En revanche, l’ambiance change nettement à la page 157 et la lecture devient plus plaisante : plus rythmée et plus vivante. On reconnaît enfin la plume de Bernard Marck dans sa narration de l’invraisemblable traversée des Andes en 1921 par la fantasque Adrienne Bolland, avec bien évidemment l’incontournable évocation des étranges recommandations qui lui furent faites par une inconnue peu avant sa tentative. Du mystère, certes, mais pas une sornette, car cette épisode effarant fut rapporté par l’aviatrice elle-même.
La suite est de la même eau et évoque des événements fantastiques* dont certains sont connus des amateurs d’histoire de l’aviation, comme ce qui tourne autour de la catastrophe du dirigeable britannique R-101, d’autres moins communs, comme les dialogues de Lord Dowding* avec ses pilotes tués au combat. Le chapitre suivant rappellera des souvenirs à ceux qui, dans les années soixante-dix, rivaient leur postérieur sur un fauteuil et leurs yeux sur leur téléviseur pour suivre l’Histoire de l’Aviation de Daniel Costelle : il vont retrouver, avec force détails inédits, Nicholas Alkemade, ce mitrailleur de queue qui, en 1944, sauta sans parachute d’un Lancaster en flammes depuis une altitude de près de 6000 m… et en survécut tellement bien qu’il put témoigner devant la caméra de Costelle. On ne s’en tiendra pas là, car après Alkemade, ce livre évoque d’autres de ces « miraculé(e)s ».

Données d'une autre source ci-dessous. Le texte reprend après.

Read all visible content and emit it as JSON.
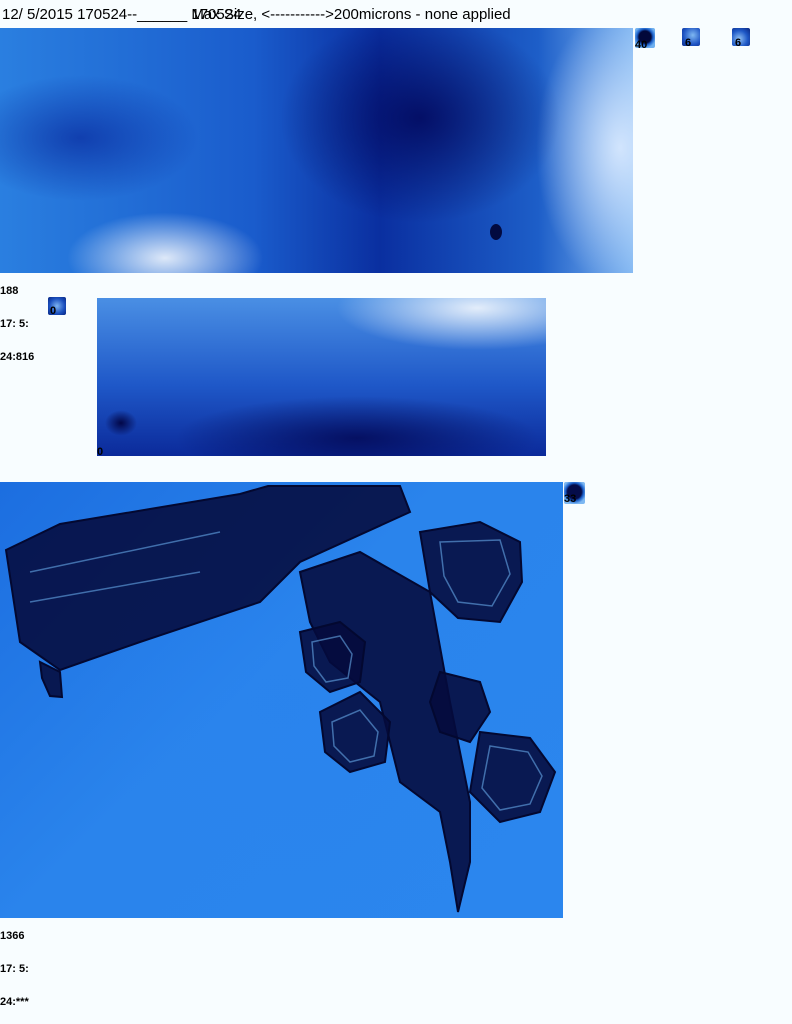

Quelques autres courts sujets où il est question de cas inexpliqués (et inexplicables) viennent clore ce livre, par exemple avec le passage bruyant à basse altitude du Williams W-17 « Stinger » rouge (un bolide de compétition) de Deke Salton, « patron des astronautes »… alors que celui-ci est décédé et que l’appareil n’a pas bougé de son hangar.

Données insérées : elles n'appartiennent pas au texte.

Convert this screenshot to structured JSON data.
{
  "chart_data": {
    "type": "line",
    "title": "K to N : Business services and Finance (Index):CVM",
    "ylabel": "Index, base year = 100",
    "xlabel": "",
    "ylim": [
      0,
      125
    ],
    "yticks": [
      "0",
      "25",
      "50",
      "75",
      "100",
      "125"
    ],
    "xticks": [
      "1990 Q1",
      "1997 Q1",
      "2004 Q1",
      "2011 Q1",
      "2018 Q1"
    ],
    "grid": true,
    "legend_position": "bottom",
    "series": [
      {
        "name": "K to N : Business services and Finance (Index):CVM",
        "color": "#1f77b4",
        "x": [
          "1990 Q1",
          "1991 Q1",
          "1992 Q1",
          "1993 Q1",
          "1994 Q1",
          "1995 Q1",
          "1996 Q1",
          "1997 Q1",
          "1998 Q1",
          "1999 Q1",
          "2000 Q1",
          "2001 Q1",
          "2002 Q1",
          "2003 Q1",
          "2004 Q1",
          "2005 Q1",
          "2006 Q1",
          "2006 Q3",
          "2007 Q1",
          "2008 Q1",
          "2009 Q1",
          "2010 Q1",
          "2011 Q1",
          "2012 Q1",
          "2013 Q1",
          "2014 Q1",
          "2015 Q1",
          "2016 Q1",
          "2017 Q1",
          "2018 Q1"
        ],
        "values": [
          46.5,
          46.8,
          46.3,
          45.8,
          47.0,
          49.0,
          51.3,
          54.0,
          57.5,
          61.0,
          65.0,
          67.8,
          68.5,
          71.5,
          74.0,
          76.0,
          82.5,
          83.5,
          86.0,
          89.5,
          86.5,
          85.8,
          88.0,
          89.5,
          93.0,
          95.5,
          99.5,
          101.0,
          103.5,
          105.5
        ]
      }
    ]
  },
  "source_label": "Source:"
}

Voilà donc un livre qui, en raison de son sujet, n’aura peut-être pas sa place dans une bibliothèque « aéro », mais qui, tout compte fait, en trouvera une dans un sac de plage ou de voyage. On y retrouvera l’ambiance plus « spiritualiste » qui fut celle des années soixante-dix… sans toutefois partir dans le fantastique échevelé du Matin des magiciens cher à Richard Nolane.
Philippe Ballarini
*Le livre de Charles Berlitz : The Bermuda triangle (Avon Publishing, London, 1974)

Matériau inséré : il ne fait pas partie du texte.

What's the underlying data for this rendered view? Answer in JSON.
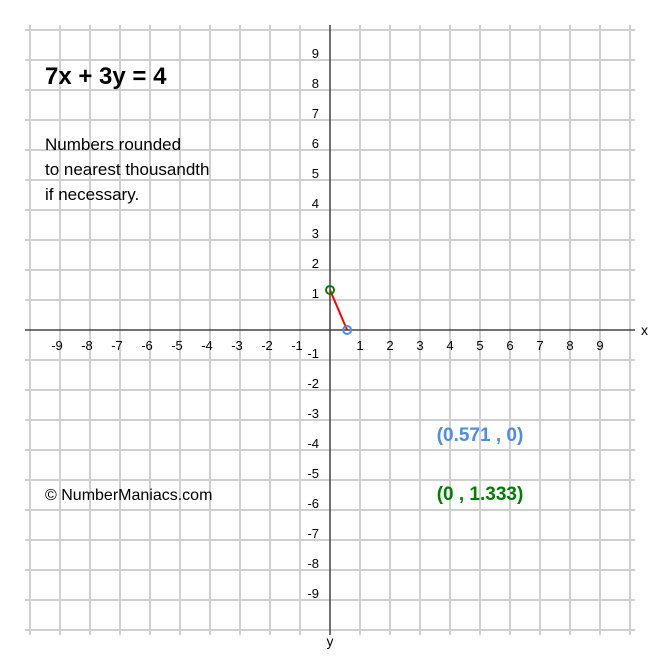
{
  "chart_data": {
    "type": "line",
    "title": "7x + 3y = 4",
    "note_lines": [
      "Numbers rounded",
      "to nearest thousandth",
      "if necessary."
    ],
    "copyright": "© NumberManiacs.com",
    "xlabel": "x",
    "ylabel": "y",
    "xlim": [
      -10,
      10
    ],
    "ylim": [
      -10,
      10
    ],
    "grid": true,
    "x_ticks": [
      "-9",
      "-8",
      "-7",
      "-6",
      "-5",
      "-4",
      "-3",
      "-2",
      "-1",
      "1",
      "2",
      "3",
      "4",
      "5",
      "6",
      "7",
      "8",
      "9"
    ],
    "y_ticks": [
      "9",
      "8",
      "7",
      "6",
      "5",
      "4",
      "3",
      "2",
      "1",
      "-1",
      "-2",
      "-3",
      "-4",
      "-5",
      "-6",
      "-7",
      "-8",
      "-9"
    ],
    "series": [
      {
        "points": [
          [
            0,
            1.333
          ],
          [
            0.571,
            0
          ]
        ],
        "color": "#ff0000"
      }
    ],
    "intercepts": [
      {
        "x": 0.571,
        "y": 0,
        "label": "(0.571 , 0)",
        "color": "#4a8cf0"
      },
      {
        "x": 0,
        "y": 1.333,
        "label": "(0 , 1.333)",
        "color": "#008000"
      }
    ]
  }
}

*fantastique, au sens propre du terme : « Se dit d’une œuvre littéraire, artistique ou cinématographique qui transgresse le réel en se référant au rêve, au surnaturel, à la magie, à l’épouvante ou à la science-fiction. (Larousse) ».
*Lord Hugh Dowding, chef du Fighter Command durant la bataille d’Angleterre, reconnu comme étant le principal artisan du (relatif) succès de cette bataille.